Right now, your script is in Python. If you want to rewrite it as a bulk_extractor module, we can take it now. Otherwise, it will need to wait until we can take on python modules. They will run much slower, because python runs much slower than see.

How widely is RTTI used?

@Rannek
Copy link
Author

Rannek commented Feb 7, 2024

Thank you for the answer and the clarification. I will try to rewrite my Python script as a bulk_extractor module in C++.

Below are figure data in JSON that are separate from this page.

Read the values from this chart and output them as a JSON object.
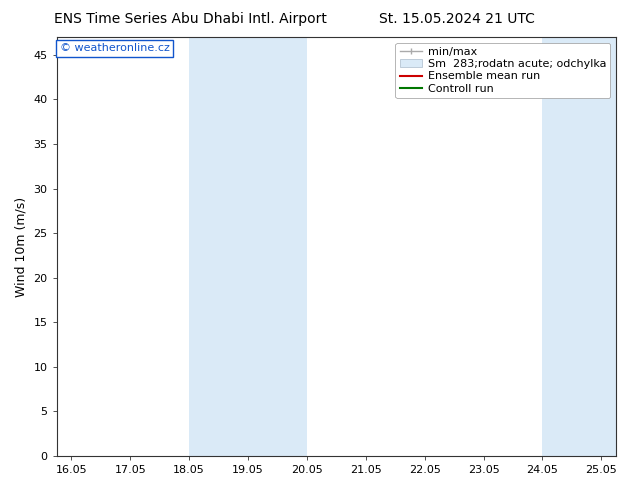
{
  "title_left": "ENS Time Series Abu Dhabi Intl. Airport",
  "title_right": "St. 15.05.2024 21 UTC",
  "ylabel": "Wind 10m (m/s)",
  "xlim_min": 15.8,
  "xlim_max": 25.3,
  "ylim_min": 0,
  "ylim_max": 47,
  "xtick_positions": [
    16.05,
    17.05,
    18.05,
    19.05,
    20.05,
    21.05,
    22.05,
    23.05,
    24.05,
    25.05
  ],
  "xtick_labels": [
    "16.05",
    "17.05",
    "18.05",
    "19.05",
    "20.05",
    "21.05",
    "22.05",
    "23.05",
    "24.05",
    "25.05"
  ],
  "ytick_positions": [
    0,
    5,
    10,
    15,
    20,
    25,
    30,
    35,
    40,
    45
  ],
  "ytick_labels": [
    "0",
    "5",
    "10",
    "15",
    "20",
    "25",
    "30",
    "35",
    "40",
    "45"
  ],
  "shaded_bands": [
    {
      "x_start": 18.05,
      "x_end": 20.05,
      "color": "#daeaf7"
    },
    {
      "x_start": 24.05,
      "x_end": 25.3,
      "color": "#daeaf7"
    }
  ],
  "background_color": "#ffffff",
  "plot_bg_color": "#ffffff",
  "watermark_text": "© weatheronline.cz",
  "watermark_color": "#1155cc",
  "legend_min_max_color": "#aaaaaa",
  "legend_band_color": "#daeaf7",
  "legend_mean_color": "#cc0000",
  "legend_control_color": "#007700",
  "font_size_title": 10,
  "font_size_axis": 9,
  "font_size_tick": 8,
  "font_size_legend": 8,
  "font_size_watermark": 8
}
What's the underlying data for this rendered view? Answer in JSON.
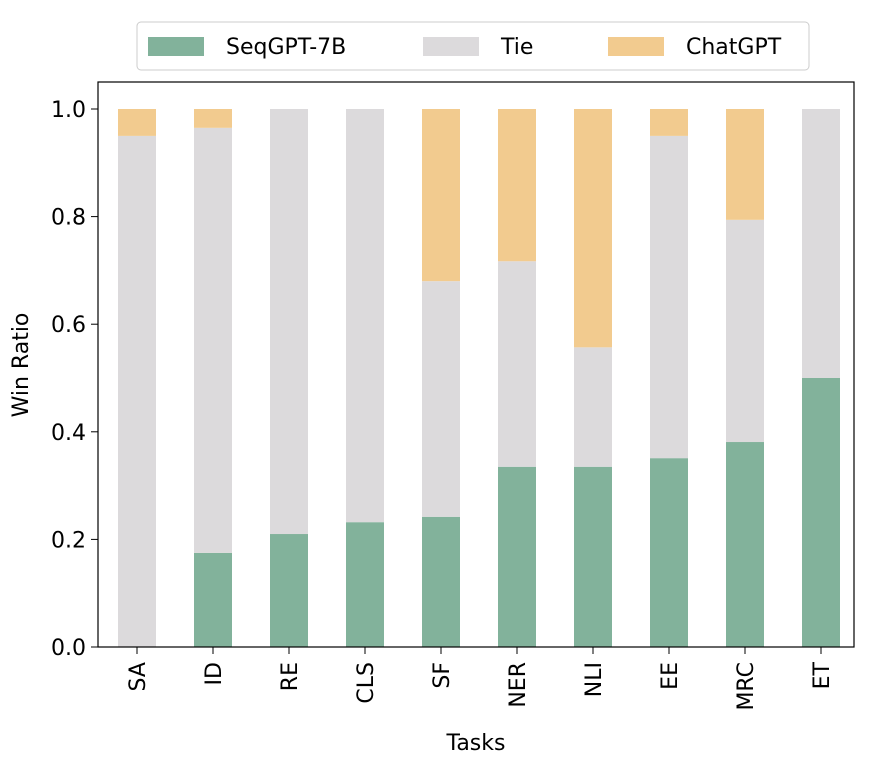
{
  "chart_data": {
    "type": "bar",
    "stacked": true,
    "xlabel": "Tasks",
    "ylabel": "Win Ratio",
    "ylim": [
      0,
      1.0
    ],
    "yticks": [
      "0.0",
      "0.2",
      "0.4",
      "0.6",
      "0.8",
      "1.0"
    ],
    "grid": false,
    "legend_position": "top-center",
    "categories": [
      "SA",
      "ID",
      "RE",
      "CLS",
      "SF",
      "NER",
      "NLI",
      "EE",
      "MRC",
      "ET"
    ],
    "series": [
      {
        "name": "SeqGPT-7B",
        "color": "#82b29b",
        "values": [
          0.0,
          0.175,
          0.21,
          0.232,
          0.242,
          0.335,
          0.335,
          0.351,
          0.381,
          0.5
        ]
      },
      {
        "name": "Tie",
        "color": "#dcdadc",
        "values": [
          0.95,
          0.79,
          0.79,
          0.768,
          0.438,
          0.382,
          0.222,
          0.599,
          0.413,
          0.5
        ]
      },
      {
        "name": "ChatGPT",
        "color": "#f2cb8f",
        "values": [
          0.05,
          0.035,
          0.0,
          0.0,
          0.32,
          0.283,
          0.443,
          0.05,
          0.206,
          0.0
        ]
      }
    ]
  }
}
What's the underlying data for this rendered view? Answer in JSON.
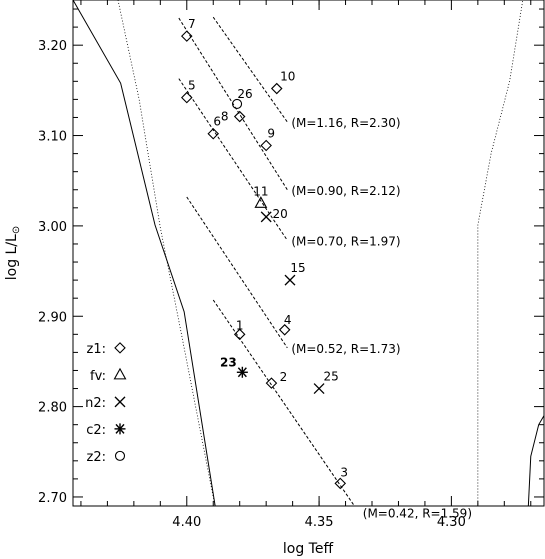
{
  "chart_data": {
    "type": "scatter",
    "title": "",
    "xlabel": "log Teff",
    "ylabel_main": "log L/L",
    "ylabel_sub": "⊙",
    "xlim": [
      4.443,
      4.265
    ],
    "ylim": [
      2.69,
      3.25
    ],
    "x_reversed": true,
    "grid": false,
    "xticks": [
      4.4,
      4.35,
      4.3
    ],
    "xtick_labels": [
      "4.40",
      "4.35",
      "4.30"
    ],
    "yticks": [
      2.7,
      2.8,
      2.9,
      3.0,
      3.1,
      3.2
    ],
    "ytick_labels": [
      "2.70",
      "2.80",
      "2.90",
      "3.00",
      "3.10",
      "3.20"
    ],
    "legend": {
      "placement": "bottom-left",
      "entries": [
        {
          "label": "z1:",
          "marker": "diamond"
        },
        {
          "label": "fv:",
          "marker": "triangle"
        },
        {
          "label": "n2:",
          "marker": "cross"
        },
        {
          "label": "c2:",
          "marker": "asterisk"
        },
        {
          "label": "z2:",
          "marker": "circle"
        }
      ]
    },
    "series": [
      {
        "name": "z1",
        "marker": "diamond",
        "points": [
          {
            "label": "1",
            "x": 4.38,
            "y": 2.88
          },
          {
            "label": "2",
            "x": 4.368,
            "y": 2.826
          },
          {
            "label": "3",
            "x": 4.342,
            "y": 2.715
          },
          {
            "label": "4",
            "x": 4.363,
            "y": 2.885
          },
          {
            "label": "5",
            "x": 4.4,
            "y": 3.142
          },
          {
            "label": "6",
            "x": 4.39,
            "y": 3.102
          },
          {
            "label": "7",
            "x": 4.4,
            "y": 3.21
          },
          {
            "label": "8",
            "x": 4.38,
            "y": 3.121
          },
          {
            "label": "9",
            "x": 4.37,
            "y": 3.089
          },
          {
            "label": "10",
            "x": 4.366,
            "y": 3.152
          }
        ]
      },
      {
        "name": "fv",
        "marker": "triangle",
        "points": [
          {
            "label": "11",
            "x": 4.372,
            "y": 3.025
          }
        ]
      },
      {
        "name": "n2",
        "marker": "cross",
        "points": [
          {
            "label": "20",
            "x": 4.37,
            "y": 3.01
          },
          {
            "label": "15",
            "x": 4.361,
            "y": 2.94
          },
          {
            "label": "25",
            "x": 4.35,
            "y": 2.82
          }
        ]
      },
      {
        "name": "c2",
        "marker": "asterisk",
        "points": [
          {
            "label": "23",
            "x": 4.379,
            "y": 2.838
          }
        ]
      },
      {
        "name": "z2",
        "marker": "circle",
        "points": [
          {
            "label": "26",
            "x": 4.381,
            "y": 3.135
          }
        ]
      }
    ],
    "mass_radius_lines": [
      {
        "label": "(M=1.16, R=2.30)",
        "from": [
          4.39,
          3.231
        ],
        "to": [
          4.362,
          3.115
        ]
      },
      {
        "label": "(M=0.90, R=2.12)",
        "from": [
          4.403,
          3.23
        ],
        "to": [
          4.362,
          3.04
        ]
      },
      {
        "label": "(M=0.70, R=1.97)",
        "from": [
          4.403,
          3.163
        ],
        "to": [
          4.362,
          2.984
        ]
      },
      {
        "label": "(M=0.52, R=1.73)",
        "from": [
          4.4,
          3.032
        ],
        "to": [
          4.362,
          2.865
        ]
      },
      {
        "label": "(M=0.42, R=1.59)",
        "from": [
          4.39,
          2.918
        ],
        "to": [
          4.335,
          2.683
        ]
      }
    ],
    "boundary_curves": [
      {
        "style": "solid",
        "points": [
          [
            4.443,
            3.25
          ],
          [
            4.425,
            3.158
          ],
          [
            4.412,
            3.001
          ],
          [
            4.401,
            2.905
          ],
          [
            4.389,
            2.685
          ]
        ]
      },
      {
        "style": "dotted",
        "points": [
          [
            4.426,
            3.25
          ],
          [
            4.418,
            3.14
          ],
          [
            4.41,
            2.998
          ],
          [
            4.402,
            2.88
          ],
          [
            4.389,
            2.685
          ]
        ]
      },
      {
        "style": "dotted",
        "points": [
          [
            4.29,
            2.685
          ],
          [
            4.29,
            3.001
          ],
          [
            4.285,
            3.08
          ],
          [
            4.278,
            3.16
          ],
          [
            4.273,
            3.25
          ]
        ]
      },
      {
        "style": "solid",
        "points": [
          [
            4.271,
            2.685
          ],
          [
            4.27,
            2.745
          ],
          [
            4.267,
            2.78
          ],
          [
            4.265,
            2.79
          ]
        ]
      }
    ]
  }
}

How widely is it used? That’s a good question. It is an open-source alternative to Adobe Lightroom, used to edit mainly RAW images but can handle other formats too. I think it’s pretty well known in the photographic community.

Every Raw Therapee Thumbnail Image (RTTI) begins with either Image8 or Image16, which indicates the number of bits per channel in the thumbnail image in RGB layout.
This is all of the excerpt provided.